Lagrangian formulation with dissipation of Born-Oppenheimer molecular dynamics using the density-functional tight-binding method

摘要

An important element determining the time requirements of Born-Oppenheimer molecular dynamics (BOMD) is the convergence rate of the self-consistent solution of Roothaan equations (SCF). We show here that improved convergence and dynamics stability can be achieved by use of a Lagrangian formalism of BOMD with dissipation (DXL-BOMD). In the DXL-BOMD algorithm, an auxiliary electronic variable (e.g., the electron density or Fock matrix) is propagated and a dissipative force is added in the propagation to maintain the stability of the dynamics. Implementation of the approach in the self-consistent charge density functional tight-binding method makes possible simulations that are several hundred picoseconds in lengths, in contrast to earlier DFT-based BOMD calculations, which have been limited to tens of picoseconds or less.

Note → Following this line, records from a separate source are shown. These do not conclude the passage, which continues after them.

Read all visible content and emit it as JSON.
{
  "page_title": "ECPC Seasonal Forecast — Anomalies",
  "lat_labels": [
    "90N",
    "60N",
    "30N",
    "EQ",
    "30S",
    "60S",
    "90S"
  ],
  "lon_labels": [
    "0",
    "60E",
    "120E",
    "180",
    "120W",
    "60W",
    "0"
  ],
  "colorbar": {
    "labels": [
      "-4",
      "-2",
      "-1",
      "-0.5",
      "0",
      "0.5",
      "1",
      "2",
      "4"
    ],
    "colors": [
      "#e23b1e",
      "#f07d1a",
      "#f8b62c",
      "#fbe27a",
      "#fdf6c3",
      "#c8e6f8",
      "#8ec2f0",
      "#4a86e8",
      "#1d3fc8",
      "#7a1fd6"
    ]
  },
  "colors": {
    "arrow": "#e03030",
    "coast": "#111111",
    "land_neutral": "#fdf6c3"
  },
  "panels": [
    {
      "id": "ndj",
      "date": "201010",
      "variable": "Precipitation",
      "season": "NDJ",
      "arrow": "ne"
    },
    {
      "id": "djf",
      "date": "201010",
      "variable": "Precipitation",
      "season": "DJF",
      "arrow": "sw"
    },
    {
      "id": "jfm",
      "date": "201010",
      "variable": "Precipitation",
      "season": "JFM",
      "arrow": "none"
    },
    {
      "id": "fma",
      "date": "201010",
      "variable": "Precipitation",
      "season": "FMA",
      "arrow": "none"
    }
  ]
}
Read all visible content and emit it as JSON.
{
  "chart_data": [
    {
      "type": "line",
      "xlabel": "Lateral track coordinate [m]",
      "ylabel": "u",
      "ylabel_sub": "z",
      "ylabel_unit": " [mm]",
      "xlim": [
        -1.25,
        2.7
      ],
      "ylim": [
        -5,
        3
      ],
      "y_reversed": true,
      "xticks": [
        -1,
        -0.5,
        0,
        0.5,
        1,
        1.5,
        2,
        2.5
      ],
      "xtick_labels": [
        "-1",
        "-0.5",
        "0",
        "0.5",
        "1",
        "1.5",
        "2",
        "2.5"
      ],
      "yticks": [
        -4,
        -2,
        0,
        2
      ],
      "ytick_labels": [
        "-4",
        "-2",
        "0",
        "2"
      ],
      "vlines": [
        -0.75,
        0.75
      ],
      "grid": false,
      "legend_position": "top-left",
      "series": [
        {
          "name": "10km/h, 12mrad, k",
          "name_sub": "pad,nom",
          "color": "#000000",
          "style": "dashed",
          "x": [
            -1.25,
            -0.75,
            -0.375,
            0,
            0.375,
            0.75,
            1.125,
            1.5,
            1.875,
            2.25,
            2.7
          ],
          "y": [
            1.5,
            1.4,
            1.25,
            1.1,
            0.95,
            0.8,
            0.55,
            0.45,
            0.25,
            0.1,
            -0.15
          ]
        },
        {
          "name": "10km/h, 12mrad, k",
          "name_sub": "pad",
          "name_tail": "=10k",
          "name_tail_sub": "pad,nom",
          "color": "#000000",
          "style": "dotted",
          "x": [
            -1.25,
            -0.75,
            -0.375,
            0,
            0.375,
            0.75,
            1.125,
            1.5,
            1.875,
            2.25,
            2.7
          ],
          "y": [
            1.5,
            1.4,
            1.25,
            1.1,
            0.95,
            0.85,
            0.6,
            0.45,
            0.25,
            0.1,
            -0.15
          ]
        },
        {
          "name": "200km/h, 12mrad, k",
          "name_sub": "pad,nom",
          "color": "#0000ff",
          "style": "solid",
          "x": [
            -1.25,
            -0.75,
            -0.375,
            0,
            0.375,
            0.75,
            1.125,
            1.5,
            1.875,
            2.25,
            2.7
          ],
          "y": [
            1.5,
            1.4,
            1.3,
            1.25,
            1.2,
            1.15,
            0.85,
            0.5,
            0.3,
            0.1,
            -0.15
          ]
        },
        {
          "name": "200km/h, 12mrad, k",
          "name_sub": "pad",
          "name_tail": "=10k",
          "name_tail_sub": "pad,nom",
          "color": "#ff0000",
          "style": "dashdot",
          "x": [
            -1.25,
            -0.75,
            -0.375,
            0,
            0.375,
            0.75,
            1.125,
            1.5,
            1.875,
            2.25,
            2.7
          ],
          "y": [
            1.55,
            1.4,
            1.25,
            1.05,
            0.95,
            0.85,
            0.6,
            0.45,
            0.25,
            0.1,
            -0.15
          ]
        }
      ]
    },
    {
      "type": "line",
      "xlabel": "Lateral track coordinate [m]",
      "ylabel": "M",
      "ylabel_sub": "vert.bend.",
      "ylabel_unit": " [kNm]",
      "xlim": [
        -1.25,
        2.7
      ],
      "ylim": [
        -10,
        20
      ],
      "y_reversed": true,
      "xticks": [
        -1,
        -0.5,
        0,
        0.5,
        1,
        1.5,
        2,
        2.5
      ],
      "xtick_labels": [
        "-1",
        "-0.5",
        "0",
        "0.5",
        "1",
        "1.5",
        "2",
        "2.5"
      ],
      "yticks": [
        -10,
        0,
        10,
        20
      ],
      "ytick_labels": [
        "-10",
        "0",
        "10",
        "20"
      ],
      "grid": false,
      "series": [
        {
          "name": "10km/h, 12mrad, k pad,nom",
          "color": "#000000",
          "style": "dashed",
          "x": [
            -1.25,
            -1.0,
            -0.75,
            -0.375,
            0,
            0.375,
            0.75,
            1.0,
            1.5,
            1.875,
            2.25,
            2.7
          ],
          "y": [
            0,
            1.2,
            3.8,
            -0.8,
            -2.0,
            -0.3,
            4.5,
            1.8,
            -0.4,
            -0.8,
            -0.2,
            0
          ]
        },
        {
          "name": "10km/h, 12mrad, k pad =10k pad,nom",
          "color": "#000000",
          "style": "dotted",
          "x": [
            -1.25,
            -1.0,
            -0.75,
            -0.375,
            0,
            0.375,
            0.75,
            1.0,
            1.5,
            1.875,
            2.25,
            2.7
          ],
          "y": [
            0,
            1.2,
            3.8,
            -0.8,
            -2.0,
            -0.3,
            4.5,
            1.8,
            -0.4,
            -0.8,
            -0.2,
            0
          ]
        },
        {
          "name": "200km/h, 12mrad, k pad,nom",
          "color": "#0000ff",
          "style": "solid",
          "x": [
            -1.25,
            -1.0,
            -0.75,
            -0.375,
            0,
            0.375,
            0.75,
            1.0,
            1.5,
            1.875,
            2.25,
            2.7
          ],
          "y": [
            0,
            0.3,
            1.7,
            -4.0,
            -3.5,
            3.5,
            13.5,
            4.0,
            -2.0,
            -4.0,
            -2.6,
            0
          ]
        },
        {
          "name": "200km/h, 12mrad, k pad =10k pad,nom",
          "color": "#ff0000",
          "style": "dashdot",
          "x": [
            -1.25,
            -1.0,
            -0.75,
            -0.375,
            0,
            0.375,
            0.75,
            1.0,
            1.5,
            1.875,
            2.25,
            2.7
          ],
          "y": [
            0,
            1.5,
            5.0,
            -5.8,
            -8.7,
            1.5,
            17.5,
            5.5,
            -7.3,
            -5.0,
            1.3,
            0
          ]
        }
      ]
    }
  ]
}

The increase in the simulation time results in a more meaningful evaluation of the DXL-BOMD method. A comparison is made of the number of iterations (and time) required for convergence of the SCF with DXL-BOMD and a standard method (starting with a zero charge guess for all atoms at each step), which gives accurate propagation with reasonable SCF convergence criteria. From tests using NVE simulations of C_2F_4 and 20 neutral amino acid molecules in the gas phase, it is found that DXL-BOMD can improve SCF convergence by up to a factor of two over the standard method. Corresponding results are obtained in simulations of 32 water molecules in a periodic box. Linear response theory is used to analyze the relationship between the energy drift and the correlation of geometry propagation errors.